1 Jeff Low
Low is a master of comedy and his talent never felt more welcome than in the turmoil of 2020. Continuing his long-time collaboration with Droga5 London, he directed memorable spots for Rustlers and Setapp. He also shot a BT campaign with Saatchi & Saatchi and worked with Adam & Eve/DDB on a Christmas ad for doggy treat brand Greenies, among the funniest festive offerings. If advertisers want to provide some much-needed light relief, Low should be at the top of their list.

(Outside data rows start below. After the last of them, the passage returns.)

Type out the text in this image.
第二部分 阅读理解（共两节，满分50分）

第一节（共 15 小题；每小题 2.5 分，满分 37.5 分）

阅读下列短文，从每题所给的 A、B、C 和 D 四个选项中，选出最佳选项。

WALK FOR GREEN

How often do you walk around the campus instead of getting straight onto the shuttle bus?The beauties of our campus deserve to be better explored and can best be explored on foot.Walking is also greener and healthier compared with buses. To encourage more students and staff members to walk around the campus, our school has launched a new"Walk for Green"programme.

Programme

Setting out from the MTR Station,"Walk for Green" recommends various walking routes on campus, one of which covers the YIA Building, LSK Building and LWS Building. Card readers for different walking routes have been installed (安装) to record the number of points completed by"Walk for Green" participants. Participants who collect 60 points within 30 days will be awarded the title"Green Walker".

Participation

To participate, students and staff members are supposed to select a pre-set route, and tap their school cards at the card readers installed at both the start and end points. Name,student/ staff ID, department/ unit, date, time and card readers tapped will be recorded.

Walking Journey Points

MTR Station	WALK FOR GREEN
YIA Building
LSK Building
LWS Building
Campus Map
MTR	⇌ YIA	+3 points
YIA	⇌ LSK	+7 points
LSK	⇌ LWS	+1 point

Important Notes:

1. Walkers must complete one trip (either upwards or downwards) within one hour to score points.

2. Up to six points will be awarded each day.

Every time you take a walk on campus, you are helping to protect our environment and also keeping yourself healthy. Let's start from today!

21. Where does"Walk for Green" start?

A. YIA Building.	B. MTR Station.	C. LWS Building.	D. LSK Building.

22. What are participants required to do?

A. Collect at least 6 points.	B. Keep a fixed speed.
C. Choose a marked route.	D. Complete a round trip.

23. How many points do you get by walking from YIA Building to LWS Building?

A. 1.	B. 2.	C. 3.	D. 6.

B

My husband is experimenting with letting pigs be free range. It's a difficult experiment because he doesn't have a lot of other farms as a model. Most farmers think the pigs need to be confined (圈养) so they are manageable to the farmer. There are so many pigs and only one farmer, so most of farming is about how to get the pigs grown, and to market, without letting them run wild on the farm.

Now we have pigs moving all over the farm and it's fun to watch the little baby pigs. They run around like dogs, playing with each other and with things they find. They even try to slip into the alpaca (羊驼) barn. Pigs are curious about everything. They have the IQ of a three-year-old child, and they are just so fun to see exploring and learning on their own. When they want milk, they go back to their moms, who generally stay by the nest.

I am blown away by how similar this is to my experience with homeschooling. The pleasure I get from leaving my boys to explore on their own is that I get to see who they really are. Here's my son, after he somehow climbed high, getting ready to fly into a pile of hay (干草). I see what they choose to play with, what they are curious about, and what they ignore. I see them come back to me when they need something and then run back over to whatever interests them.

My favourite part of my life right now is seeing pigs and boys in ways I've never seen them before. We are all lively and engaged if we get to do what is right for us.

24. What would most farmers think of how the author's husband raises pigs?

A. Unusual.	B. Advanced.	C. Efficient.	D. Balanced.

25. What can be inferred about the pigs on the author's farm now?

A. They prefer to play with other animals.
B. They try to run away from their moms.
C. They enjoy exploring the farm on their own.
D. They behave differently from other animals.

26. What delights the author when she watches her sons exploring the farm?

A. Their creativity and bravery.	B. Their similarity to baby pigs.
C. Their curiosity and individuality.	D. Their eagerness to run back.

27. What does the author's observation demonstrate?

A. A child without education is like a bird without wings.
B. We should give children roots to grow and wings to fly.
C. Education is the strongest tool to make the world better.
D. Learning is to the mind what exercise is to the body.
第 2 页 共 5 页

ThirtyTwo, the directing duo made up of Dylan Southern and Will Lovelace, kept busy this year with work for the BBC, Renault and an Uber film shot remotely across four continents. Their second turn for the Department for Education put the spotlight on a real teacher in Manchester, while a heartwarming ad for McDonald’s told the story of a teenage boy getting his first taste of freedom. They rounded off the year with Sainsbury’s Christmas campaign, one of themmost high-profile jobs in UK advertising.
3 Kim Gehrig
Gehrig has long been one of the most in-demand directors, and in 2020 she showed off her versatility. She started the year with an artful ode to home cooks for Lurpak, then came an ad for Apple AirPods that followed a woman as she magically transitioned from day to night while travelling a city’s streets. Gehrig was also behind the well-regarded “Life needs truth” campaign from The New York Times and Coca-Cola’s family-centred lockdown ad.
4 Oscar Hudson
After catching attention with Apple’s breathtaking “Bounce” in 2019, Hudson garnered more buzz this year with Nike’s split-screen ad, “You can’t stop us”, celebrating inclusiveness and perseverance in sport. Then he got a shot at the most-watched ad in UK advertising, John Lewis & Partners’ and Waitrose & Partners’ joint Christmas campaign, which struck the right balance between quiet humour and sentimentality. There are big things ahead for Hudson.
5 Raine Allen Miller
Once touted as an up-and-coming director to watch, it is fair to say Allen Miller has lived up to her potential. She is in the big league now, with ads this year for Squarespace and Samsung. At Christmas time, she broke the mould for Tesco with a fun romp set to a Britney Spears soundtrack.
6 Ian Pons Jewell
Pons Jewell’s futuristic film for Three lived up to its predecessor, 2018’s “Phones are good”, which he also directed. One of the busiest in the business, he also churned out work for Squarespace and Jack Daniel’s. Industry observers now eagerly await his next move after he announced he was leaving Academy to set up his own production company.
Riff Raff Films
Megaforce, the directing collective made up of Leo Berne, Clement Gallet, Charles Brisgand and Raphaël Rodriguez, brings energy and inventiveness to all its projects. This year it shot Heineken’s humorous ad, which aimed to break the stereotype about beer being a man’s drink, as well as one of 2020’s best festive campaigns – Burberry’s choreographed dance from the streets of London to the seaside.
8 Steve Rogers
Rogers started the year on a high note, directing Amazon’s Super Bowl ad, “Before Alexa”. The film took an hilarious journey through historic moments to imagine a time before the virtual assistant device. Later in the year, he shot Coca-Cola’s story starring Russian Doll’s Natasha Lyonne as she saved a city from annihilation.
9 Sam Pilling
Pilling shot one of the stand-out commercials of 2020, Ikea’s prequel to Aesop’s fable The Tortoise and the Hare, which told the backstory to the tortoise’s victory. He also brought a fresh approach to Coors Light, with a Rocky Mountain adventure, and won Music Video of the Year at the UKMVAs for Rocket Fuel by DJ Shadow featuring De La Soul.
10 Nisha Ganatra
Ganatra handled Bodyform’s taboo-busting “#Wombstories”, which helped break the stigma around miscarriage, endometriosis and the menopause. Her work helped uncover the diverse experiences of women, which often remain hidden. As she told Campaign in an interview: “If you keep giving the work to the same small group of people who have done it over and over, then nothing will ever change.”